Having lived in Florida since I was the ripe old age of 5, it’s easy to guess that I tire of the relentless Florida heat very easily. It’s not my number one choice by any means. In realizing this, I set out to find out to talk to native (or nearly native) Floridians and newer Floridians to see whether they preferred the snowy winter months or the sandy shores of Florida.
Husband and wife Louis and Bertha Mead are New York natives, but they make the trip to Florida each year during the winter months if their health permits. “When it’s cold in New York, it is cold,” Mrs. Mead adamantly declared. “It’s so cold you can feel it not just on your skin but also in your bones.” She went on to explain that the cold can especially affect the elderly or those suffering from arthritis or other joint problems. “I’m no spring chicken anymore, and the cold really seeps in. It’s a nice excuse to go to Florida; besides, our daughter and two grandkids are there.”
So clearly, Mrs. Mead prefers the more balmy temperatures; although, she made it clear she wasn’t a fan of the extreme heat that a Florida summer can bring. Then again, who is really?
Certainly not Dan Bryant who moved from Rochester, NY, to the Tampa area a couple months ago to help plant a church. “When my pastor came to me with this idea to start a church down in Florida, I jumped on the idea to escape the brutal cold that I knew winter would bring. Now that I am here, a part of me misses the cold just a tad, but anything beats having to shovel snow!”
For those who have just moved to Florida or those that escape the snowy months of the northern states, it is easy to understand why the prefer Florida. However, the snow birds never have to experience the sizzling heat of summer, and the newbies will be beckoned by the beaches and will fail to mind the heat. Those that have been in Florida for most or all of their lives or even several years can relate with others like them who would love to see snow.
“I was born and raised in Florida,” Summer Cortez said. “I had never seen snow in my life until this past Christmas when we went to Colorado for a family gathering. There was no humidity, no heat, just dazzling white snow. I loved it. As soon as I graduate or can afford it, I am moving. I would have chosen a school in a colder climate, but financial aid is better in-state.”
Most of the Floridians I know prefer the states in between the north and the south.

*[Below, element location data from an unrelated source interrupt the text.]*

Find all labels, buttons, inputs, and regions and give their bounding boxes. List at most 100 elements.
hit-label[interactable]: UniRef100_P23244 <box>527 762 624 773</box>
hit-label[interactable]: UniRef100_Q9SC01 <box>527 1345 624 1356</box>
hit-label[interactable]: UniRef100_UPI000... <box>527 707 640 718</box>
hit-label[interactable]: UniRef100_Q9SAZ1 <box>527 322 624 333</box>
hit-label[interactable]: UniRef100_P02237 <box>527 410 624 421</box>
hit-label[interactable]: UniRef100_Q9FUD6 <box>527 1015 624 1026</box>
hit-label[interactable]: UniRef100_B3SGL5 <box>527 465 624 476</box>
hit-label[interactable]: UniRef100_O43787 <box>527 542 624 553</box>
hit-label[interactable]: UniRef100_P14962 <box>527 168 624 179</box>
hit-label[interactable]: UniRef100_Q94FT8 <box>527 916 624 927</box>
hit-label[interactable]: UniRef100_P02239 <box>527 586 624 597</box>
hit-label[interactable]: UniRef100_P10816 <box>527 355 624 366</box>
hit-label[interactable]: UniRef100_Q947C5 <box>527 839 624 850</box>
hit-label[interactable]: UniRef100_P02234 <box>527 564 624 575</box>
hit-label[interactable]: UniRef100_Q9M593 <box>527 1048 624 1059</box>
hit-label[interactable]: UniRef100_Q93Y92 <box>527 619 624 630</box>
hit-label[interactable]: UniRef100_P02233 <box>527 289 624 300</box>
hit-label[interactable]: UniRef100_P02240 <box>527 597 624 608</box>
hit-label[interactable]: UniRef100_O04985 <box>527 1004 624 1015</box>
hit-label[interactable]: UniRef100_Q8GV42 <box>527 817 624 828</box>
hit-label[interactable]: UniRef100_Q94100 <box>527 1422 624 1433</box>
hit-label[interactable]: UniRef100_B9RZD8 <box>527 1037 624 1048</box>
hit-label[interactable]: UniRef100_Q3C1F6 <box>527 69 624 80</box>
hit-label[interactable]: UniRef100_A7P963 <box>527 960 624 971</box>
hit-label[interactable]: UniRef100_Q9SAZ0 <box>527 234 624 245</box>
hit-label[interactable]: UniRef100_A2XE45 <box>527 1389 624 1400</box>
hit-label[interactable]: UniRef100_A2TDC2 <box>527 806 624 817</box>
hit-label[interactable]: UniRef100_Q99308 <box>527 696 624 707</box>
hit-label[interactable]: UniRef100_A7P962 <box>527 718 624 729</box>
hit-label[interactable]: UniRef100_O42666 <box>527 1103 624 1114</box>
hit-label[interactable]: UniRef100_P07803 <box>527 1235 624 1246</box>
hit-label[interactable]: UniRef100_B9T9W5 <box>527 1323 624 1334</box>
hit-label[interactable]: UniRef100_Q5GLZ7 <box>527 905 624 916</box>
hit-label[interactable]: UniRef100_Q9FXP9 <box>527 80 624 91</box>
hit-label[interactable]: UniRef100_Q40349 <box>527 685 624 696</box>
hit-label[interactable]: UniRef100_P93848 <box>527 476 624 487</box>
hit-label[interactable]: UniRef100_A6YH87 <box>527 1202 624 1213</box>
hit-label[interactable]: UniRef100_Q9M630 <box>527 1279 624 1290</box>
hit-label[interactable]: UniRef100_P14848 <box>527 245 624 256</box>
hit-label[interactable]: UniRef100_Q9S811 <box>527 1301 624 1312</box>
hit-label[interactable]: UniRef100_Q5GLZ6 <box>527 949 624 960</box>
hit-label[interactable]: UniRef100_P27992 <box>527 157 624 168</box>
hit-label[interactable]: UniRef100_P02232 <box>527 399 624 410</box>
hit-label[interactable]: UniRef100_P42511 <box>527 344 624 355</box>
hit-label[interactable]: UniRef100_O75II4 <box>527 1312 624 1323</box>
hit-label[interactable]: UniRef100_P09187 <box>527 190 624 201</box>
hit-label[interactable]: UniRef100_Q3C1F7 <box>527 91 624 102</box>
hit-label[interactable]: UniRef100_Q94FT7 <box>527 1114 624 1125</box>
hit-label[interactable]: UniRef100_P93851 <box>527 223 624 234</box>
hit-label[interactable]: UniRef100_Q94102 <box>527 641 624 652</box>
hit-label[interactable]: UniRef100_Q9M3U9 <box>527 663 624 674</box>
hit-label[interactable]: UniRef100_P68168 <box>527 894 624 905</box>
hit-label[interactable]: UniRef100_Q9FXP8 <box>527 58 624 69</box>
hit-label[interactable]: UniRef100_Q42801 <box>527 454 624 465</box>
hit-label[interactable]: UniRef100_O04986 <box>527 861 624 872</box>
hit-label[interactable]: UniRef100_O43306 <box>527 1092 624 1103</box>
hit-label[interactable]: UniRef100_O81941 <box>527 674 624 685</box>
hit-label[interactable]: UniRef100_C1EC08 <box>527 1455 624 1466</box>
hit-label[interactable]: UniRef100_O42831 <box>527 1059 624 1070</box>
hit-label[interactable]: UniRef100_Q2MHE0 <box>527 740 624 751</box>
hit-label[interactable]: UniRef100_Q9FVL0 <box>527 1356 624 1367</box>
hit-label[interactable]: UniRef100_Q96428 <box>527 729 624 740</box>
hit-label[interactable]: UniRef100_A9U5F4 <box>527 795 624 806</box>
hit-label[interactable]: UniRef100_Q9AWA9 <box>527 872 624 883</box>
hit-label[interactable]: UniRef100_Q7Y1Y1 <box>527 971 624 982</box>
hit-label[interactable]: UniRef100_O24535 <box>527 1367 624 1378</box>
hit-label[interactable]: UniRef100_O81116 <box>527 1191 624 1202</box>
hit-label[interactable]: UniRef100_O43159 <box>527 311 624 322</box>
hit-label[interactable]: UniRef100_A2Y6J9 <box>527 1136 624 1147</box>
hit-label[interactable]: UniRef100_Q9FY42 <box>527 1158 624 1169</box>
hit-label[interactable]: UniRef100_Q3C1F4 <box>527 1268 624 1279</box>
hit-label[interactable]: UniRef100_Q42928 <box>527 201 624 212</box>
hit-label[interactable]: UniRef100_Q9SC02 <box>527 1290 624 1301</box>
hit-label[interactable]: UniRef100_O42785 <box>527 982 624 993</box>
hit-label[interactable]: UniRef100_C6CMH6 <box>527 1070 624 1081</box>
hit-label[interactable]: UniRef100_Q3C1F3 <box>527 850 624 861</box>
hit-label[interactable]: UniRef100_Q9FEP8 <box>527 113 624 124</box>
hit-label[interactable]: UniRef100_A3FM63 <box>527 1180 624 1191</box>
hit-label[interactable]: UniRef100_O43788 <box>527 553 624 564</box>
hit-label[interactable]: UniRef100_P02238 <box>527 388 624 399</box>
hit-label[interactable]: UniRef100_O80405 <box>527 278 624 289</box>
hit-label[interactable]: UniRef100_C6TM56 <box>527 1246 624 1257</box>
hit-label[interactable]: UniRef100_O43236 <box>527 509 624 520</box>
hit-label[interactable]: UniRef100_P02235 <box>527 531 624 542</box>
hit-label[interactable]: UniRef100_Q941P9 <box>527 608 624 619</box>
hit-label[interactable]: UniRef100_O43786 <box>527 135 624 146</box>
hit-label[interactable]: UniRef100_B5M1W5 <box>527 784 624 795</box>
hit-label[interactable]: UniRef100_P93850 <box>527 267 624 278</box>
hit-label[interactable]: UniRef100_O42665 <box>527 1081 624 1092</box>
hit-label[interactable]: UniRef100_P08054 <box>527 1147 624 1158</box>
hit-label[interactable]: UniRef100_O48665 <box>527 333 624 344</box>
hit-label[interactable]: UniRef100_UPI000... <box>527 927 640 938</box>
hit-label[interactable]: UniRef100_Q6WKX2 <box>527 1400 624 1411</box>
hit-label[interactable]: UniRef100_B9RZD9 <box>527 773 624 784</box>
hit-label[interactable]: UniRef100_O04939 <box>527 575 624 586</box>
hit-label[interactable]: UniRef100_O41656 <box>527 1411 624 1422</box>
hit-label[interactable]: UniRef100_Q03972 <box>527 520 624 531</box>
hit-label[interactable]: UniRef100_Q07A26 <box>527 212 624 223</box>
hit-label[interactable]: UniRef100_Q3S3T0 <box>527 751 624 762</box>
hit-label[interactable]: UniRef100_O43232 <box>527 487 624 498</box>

States like North or South Carolina, Tennessee, and Virginia seem to be popular choices for native Floridians.
“I escaped Florida when my job at the YMCA offered me a position in Cornelius, North Carolina,” gymnastics coach Erik Walsingham said. “I’d lived in Florida several years, but I was ready for a change and for cooler weather! The move to North Carolina was perfect. My wife and I still come back to Florida every few months to visit our family and friends, so we don’t miss it too badly.”
Towards the end of our interview, Mrs. Mead remarked, “It is not whether you prefer sand or snow that is the issue; the issue is striving for contentment wherever you are. As long as you have people you love and care about around you, it won’t matter what the thermostat says.”